I want to proof the following claim
Let $a \in \mathbb{C}$. Consider a function $f$, where $f$ is holomorphic on $\mathbb{C}\setminus\{a\}$ and $a$ being an essential singularity of $f$. Moreover let $g$ be an entire function such that $g(a) \neq 0$. Then $h = f\cdot g$ has an essential singuarity at $z = a$.
My attempt:
$f$ has an essential singularity if $\lim_{z \to a} |(z-a)^k\cdot f(z)| = +\infty$ does not exist for every $k \in \mathbb{N}$. Otherwise we would have a pole of order $k$, if $k$ is the smallest number such that the limit exists.

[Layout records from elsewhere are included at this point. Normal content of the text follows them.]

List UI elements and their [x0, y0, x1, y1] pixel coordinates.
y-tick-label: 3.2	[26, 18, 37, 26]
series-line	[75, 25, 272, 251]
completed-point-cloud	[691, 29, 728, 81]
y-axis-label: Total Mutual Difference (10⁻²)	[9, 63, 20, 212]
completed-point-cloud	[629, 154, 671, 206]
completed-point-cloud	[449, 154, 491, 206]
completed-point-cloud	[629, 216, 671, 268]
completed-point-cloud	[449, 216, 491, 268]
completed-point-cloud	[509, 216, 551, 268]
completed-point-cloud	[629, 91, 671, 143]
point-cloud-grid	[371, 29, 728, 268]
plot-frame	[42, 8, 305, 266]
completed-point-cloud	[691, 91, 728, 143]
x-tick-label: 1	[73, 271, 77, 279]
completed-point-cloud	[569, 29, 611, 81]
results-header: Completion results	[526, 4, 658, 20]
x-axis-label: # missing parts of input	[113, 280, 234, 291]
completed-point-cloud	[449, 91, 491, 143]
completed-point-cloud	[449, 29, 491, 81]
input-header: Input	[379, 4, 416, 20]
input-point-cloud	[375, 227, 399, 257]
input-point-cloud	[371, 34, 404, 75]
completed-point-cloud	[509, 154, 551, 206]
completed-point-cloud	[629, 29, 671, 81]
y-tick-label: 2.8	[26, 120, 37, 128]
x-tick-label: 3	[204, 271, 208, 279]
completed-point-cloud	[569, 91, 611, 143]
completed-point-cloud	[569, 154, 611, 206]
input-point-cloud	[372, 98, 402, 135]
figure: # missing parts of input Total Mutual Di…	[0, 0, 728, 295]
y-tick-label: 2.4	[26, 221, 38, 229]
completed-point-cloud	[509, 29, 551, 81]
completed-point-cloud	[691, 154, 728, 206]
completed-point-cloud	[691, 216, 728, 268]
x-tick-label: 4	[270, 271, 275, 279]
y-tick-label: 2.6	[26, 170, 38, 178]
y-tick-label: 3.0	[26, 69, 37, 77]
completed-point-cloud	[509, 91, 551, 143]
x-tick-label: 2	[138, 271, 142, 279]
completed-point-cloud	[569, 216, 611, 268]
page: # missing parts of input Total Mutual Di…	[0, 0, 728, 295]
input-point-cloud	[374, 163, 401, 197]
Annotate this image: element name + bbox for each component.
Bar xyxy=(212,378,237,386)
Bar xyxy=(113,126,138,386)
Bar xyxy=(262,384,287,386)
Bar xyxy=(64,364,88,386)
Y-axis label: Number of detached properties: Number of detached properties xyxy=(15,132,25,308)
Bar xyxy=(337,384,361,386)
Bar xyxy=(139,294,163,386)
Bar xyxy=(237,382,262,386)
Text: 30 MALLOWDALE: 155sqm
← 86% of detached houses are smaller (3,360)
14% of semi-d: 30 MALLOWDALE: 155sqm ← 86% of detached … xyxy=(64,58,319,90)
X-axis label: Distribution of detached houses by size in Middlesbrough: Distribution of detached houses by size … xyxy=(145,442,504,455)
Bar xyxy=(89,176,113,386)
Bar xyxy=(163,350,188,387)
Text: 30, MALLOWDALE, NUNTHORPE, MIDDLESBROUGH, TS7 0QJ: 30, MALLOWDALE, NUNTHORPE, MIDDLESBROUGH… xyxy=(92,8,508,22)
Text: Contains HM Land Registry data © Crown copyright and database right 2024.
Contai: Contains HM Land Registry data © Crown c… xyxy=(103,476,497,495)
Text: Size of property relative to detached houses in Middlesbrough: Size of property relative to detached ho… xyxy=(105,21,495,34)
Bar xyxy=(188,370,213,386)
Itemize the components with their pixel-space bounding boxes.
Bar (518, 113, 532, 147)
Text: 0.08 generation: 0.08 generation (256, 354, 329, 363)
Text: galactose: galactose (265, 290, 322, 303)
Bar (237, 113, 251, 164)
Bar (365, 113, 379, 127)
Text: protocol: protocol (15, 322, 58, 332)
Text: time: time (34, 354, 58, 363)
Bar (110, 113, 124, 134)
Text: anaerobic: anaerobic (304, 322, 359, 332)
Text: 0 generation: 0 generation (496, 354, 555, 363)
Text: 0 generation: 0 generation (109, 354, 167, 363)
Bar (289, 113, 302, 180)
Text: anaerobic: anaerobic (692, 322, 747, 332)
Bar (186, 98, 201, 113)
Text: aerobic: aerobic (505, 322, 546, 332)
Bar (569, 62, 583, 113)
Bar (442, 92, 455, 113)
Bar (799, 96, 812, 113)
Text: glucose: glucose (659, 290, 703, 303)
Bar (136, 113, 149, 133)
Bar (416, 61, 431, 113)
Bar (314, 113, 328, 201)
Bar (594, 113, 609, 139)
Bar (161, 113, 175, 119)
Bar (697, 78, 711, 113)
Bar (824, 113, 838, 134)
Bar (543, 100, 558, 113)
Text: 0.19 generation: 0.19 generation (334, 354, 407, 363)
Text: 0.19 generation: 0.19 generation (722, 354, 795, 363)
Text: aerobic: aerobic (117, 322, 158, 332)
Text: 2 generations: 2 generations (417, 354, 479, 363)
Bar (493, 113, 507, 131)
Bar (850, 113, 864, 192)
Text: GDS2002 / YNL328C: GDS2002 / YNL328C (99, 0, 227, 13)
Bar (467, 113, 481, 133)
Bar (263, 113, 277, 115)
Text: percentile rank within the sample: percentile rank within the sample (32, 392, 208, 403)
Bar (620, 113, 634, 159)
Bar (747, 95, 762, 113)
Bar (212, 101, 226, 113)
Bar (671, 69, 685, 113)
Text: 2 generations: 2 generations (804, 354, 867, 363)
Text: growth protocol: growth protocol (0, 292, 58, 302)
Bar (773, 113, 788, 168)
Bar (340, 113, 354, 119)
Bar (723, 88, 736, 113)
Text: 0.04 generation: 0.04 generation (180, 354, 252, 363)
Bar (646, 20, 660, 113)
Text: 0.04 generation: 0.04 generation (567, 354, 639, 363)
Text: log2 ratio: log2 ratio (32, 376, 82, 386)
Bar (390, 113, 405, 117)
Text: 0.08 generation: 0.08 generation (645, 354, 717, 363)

Then \begin{align} \lim_{z \to a} |(z-a)^k \cdot h(z)| &= \lim_{z \to a} |(z-a)^k \cdot f(z) \cdot g(z)|\\ & = \lim_{z \to a} |(z-a)^k \cdot f(z)| \cdot \lim_{z \to a} |g(z)| \\ &= \underbrace{\lim_{z \to a} |(z-a)^k \cdot f(z)|}_{\infty} \cdot \underbrace{|g(a)|}_{\neq 0} \\ &= +\infty \end{align} for every $k \in \mathbb{N}$. Hence, $h$ has to have an essential singularity at $z = a$.
I am unsure about whether that is enough to proof the claim or not. Can someone confirm my attempt or give a hint how the statement can be proven?
Edit:
I am particulary unsure about the second step where I write
\begin{align} \lim_{z \to a} |(z-a)^k \cdot f(z) \cdot g(z)| = \lim_{z \to a} |(z-a)^k \cdot f(z)| \cdot \lim_{z \to a} |g(z)|. \end{align} Am I allowed to do this here?

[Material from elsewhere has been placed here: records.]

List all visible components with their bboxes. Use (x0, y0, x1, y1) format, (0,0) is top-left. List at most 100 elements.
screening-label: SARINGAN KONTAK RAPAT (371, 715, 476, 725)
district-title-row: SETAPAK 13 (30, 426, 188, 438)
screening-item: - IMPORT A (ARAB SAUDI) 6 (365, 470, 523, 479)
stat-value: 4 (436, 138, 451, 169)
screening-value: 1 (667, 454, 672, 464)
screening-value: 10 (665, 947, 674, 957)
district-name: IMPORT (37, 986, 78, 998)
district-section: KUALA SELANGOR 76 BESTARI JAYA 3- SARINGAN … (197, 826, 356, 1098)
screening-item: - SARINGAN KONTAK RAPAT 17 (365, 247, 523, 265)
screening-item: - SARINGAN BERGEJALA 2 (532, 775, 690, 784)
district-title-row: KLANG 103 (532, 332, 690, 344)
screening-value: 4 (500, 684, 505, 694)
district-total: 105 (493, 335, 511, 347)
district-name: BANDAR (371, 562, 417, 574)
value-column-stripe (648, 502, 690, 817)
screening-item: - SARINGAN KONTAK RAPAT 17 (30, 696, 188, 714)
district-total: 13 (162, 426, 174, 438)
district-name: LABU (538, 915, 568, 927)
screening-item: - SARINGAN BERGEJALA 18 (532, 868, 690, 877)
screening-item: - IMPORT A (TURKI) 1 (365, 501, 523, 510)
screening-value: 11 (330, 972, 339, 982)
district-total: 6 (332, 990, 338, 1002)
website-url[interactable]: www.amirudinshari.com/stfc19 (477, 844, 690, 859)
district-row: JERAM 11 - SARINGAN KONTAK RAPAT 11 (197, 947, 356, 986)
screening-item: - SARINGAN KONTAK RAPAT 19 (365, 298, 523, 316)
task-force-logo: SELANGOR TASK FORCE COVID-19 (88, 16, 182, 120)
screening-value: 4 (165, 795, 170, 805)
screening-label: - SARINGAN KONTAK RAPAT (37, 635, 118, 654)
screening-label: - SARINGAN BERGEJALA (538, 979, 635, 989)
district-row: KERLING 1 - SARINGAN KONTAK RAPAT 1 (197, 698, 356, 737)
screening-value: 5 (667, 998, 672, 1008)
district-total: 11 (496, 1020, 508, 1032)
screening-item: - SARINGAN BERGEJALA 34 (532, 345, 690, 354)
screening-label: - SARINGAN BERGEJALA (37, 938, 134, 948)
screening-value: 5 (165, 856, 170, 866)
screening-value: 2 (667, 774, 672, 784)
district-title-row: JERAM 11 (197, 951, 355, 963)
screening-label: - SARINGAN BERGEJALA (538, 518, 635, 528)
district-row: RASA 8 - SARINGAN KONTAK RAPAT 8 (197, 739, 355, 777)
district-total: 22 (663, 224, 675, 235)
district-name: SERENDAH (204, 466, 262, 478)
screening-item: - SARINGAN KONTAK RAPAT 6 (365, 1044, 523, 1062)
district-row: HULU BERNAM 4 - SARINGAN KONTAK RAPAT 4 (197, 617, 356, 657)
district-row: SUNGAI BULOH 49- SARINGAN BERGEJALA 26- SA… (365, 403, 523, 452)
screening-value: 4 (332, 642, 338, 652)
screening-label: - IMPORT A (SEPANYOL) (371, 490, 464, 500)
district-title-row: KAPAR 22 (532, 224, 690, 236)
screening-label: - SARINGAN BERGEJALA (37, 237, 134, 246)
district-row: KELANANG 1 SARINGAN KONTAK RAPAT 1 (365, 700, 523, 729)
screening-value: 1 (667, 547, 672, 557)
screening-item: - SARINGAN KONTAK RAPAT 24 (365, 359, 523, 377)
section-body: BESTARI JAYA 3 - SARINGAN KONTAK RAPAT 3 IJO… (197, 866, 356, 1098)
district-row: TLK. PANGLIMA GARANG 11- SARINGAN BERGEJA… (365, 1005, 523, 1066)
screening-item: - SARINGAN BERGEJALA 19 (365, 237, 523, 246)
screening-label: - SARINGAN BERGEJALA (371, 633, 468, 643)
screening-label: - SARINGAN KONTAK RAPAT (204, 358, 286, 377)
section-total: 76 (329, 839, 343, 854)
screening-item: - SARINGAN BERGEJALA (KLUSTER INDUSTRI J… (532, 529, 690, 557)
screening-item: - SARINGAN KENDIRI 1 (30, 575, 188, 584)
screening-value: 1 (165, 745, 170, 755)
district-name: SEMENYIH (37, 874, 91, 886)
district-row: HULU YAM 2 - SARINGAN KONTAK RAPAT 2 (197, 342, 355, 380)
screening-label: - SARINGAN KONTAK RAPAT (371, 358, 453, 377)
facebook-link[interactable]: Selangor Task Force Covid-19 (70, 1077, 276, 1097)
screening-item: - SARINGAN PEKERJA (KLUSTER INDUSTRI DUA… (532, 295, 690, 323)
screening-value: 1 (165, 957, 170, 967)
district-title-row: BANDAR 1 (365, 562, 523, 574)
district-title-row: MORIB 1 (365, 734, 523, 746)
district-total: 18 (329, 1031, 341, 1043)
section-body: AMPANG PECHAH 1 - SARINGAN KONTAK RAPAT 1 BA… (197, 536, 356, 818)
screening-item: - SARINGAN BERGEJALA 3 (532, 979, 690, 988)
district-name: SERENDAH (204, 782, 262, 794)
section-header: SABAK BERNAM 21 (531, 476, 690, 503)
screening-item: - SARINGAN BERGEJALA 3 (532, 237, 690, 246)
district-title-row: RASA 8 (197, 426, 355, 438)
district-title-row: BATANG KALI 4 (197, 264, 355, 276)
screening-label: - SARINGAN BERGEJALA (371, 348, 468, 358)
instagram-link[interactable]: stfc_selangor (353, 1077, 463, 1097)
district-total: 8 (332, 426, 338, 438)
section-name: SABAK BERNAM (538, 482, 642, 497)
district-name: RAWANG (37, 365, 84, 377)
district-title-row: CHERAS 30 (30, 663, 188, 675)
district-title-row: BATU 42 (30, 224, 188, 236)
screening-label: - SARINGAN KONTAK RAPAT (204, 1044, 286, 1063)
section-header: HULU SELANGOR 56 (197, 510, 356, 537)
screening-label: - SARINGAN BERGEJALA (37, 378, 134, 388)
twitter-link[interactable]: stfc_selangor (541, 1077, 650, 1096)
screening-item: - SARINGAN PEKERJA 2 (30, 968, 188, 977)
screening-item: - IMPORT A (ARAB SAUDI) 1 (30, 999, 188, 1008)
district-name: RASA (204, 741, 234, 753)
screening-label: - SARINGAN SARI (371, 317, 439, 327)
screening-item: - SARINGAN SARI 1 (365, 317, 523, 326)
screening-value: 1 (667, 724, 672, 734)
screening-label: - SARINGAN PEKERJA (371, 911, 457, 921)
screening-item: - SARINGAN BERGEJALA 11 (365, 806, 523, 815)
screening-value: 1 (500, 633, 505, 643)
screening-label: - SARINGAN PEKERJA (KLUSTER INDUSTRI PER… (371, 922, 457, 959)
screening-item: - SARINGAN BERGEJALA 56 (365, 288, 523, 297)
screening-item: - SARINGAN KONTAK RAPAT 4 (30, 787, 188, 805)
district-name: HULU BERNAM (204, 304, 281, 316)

Your proof is fine because $\lim_{z \to a} |g(z)| = |g(a)| \ne 0$. It might be simpler to argue in the opposite direction. If $h$ has a non-essential singularity at $z=a$ then $$ c = \lim_{z \to a} (z-a)^k \cdot h(z) $$ exists for some non-negative integer $k$. It follows that $$ (z-a)^k \cdot f(z) = \frac{(z-a)^k \cdot h(z)}{g(z)} \to \frac{c}{g(a)} $$ for $z \to a$, so that $f$ has a non-essential singularity at $z=a$, contrary to the assumption.